Modal analysis results database (.DTBM): This binary file contains all the results from your modal analysis.
VIV analysis results database (.DVS): This binary file contains all the results from your VIV analysis with DeepVIV.
Plastic component of curvature database (.DTP): This binary file is created only in case a non-linear curvature/bending moment law is used (typically for unbounded flexible pipes). When such a law is used, the position of nodes is not sufficient to derive the bending moment components, which require an additional parameter to be stored. This file contains the accumulated plastic curvature and center of the plasticity criterion. These data allow to build the global bending moment and use the restart option.
Reaction forces databases (.DTBRS and .DTBR): These binary files are created by the solver to store static and dynamic reaction forces along the lines components. Output for reaction force will be available from the GUI in the “Static curves” and “Dynamic curves” post-processing panel. Six quantities are stored in the database file : X-Y-Z reaction forces and X-Y-Z reaction moments.
Contact results databases (.DTBSC and .DTBC): These binary files are created by the solver to store static and dynamic contact results. Results stored for each type of contact include : Contact energy, contact reaction force, axial friction force, lateral friction force, trench induced resistance force and friction induced moment.
Cable post-processing mapping file (.CAN): The file gives the number first node of the element together with its position.
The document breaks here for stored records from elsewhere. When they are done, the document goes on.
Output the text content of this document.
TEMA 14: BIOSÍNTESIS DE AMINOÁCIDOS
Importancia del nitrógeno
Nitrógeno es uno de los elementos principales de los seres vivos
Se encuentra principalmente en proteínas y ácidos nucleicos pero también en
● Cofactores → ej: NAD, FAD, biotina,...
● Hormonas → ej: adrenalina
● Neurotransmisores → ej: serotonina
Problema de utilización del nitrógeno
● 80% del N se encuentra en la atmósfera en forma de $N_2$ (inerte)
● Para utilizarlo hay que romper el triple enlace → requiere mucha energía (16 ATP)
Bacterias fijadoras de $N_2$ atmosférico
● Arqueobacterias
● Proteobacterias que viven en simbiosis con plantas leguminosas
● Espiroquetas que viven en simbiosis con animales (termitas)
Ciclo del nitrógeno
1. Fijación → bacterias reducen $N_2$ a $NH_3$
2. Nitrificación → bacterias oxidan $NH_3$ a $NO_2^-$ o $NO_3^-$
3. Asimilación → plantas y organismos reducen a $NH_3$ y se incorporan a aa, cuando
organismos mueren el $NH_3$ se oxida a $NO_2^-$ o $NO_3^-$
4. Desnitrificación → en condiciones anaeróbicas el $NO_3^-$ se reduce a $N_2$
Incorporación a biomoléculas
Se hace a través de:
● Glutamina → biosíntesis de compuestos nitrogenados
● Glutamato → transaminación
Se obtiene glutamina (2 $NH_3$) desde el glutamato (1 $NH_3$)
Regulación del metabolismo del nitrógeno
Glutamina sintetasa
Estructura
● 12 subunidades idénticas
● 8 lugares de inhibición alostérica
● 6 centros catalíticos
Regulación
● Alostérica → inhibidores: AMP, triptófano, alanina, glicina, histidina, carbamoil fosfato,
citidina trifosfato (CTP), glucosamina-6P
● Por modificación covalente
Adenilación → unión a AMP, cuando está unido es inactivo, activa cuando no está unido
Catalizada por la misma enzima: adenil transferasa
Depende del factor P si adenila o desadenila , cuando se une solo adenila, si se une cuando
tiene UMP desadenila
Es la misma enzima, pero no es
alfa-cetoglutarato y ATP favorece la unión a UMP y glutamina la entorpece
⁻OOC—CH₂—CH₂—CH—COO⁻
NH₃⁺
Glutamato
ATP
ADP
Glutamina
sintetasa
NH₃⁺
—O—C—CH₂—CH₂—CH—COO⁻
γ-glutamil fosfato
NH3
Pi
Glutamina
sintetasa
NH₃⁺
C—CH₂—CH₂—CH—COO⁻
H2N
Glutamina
It will provide a mapping for the interface to know that node i is the first element of cable j. It also indicates that forces for node i coming from cable element j are stored at line j of the block containing all cable elements at a given iteration or time step. The interface will have to load the file information when loading the .dss.
Cable static post-processing file (.CAS): This file is used to post-process the internal loads along cable elements from quasi-static analyses. This files contains the internal loads along the X, Y and Z global axes as a function of the quasi-static analysis step.
Cable dynamic post-processing file (.CAD): This file is used to post-process the internal loads along cable elements from dynamic analyses. This files contains the internal loads along the X, Y and Z global axes as a function of the time.
Cable modal and frequency post-processing file (.CAF): This file is used to post-process the internal loads along cable elements from modal and frequency-domain dynamic analyses. This files contains the stiffness matrix components for all cable elements.

Tip

When facing convergence troubles, it may be useful to visualize the intermediate solutions corresponding to each iteration in the Newton-Raphson algorithm. To do so, you must activate the option named "Save non-converged solutions" from the Static Calculation Parameters form associated with the analysis.

An additional database file (.DTBI) will then be created during the computation. Open the .DSS file once the quasi-static analysis is complete (or failed) with the GUI to visualize the non-converged intermediate positions within the 3D View window.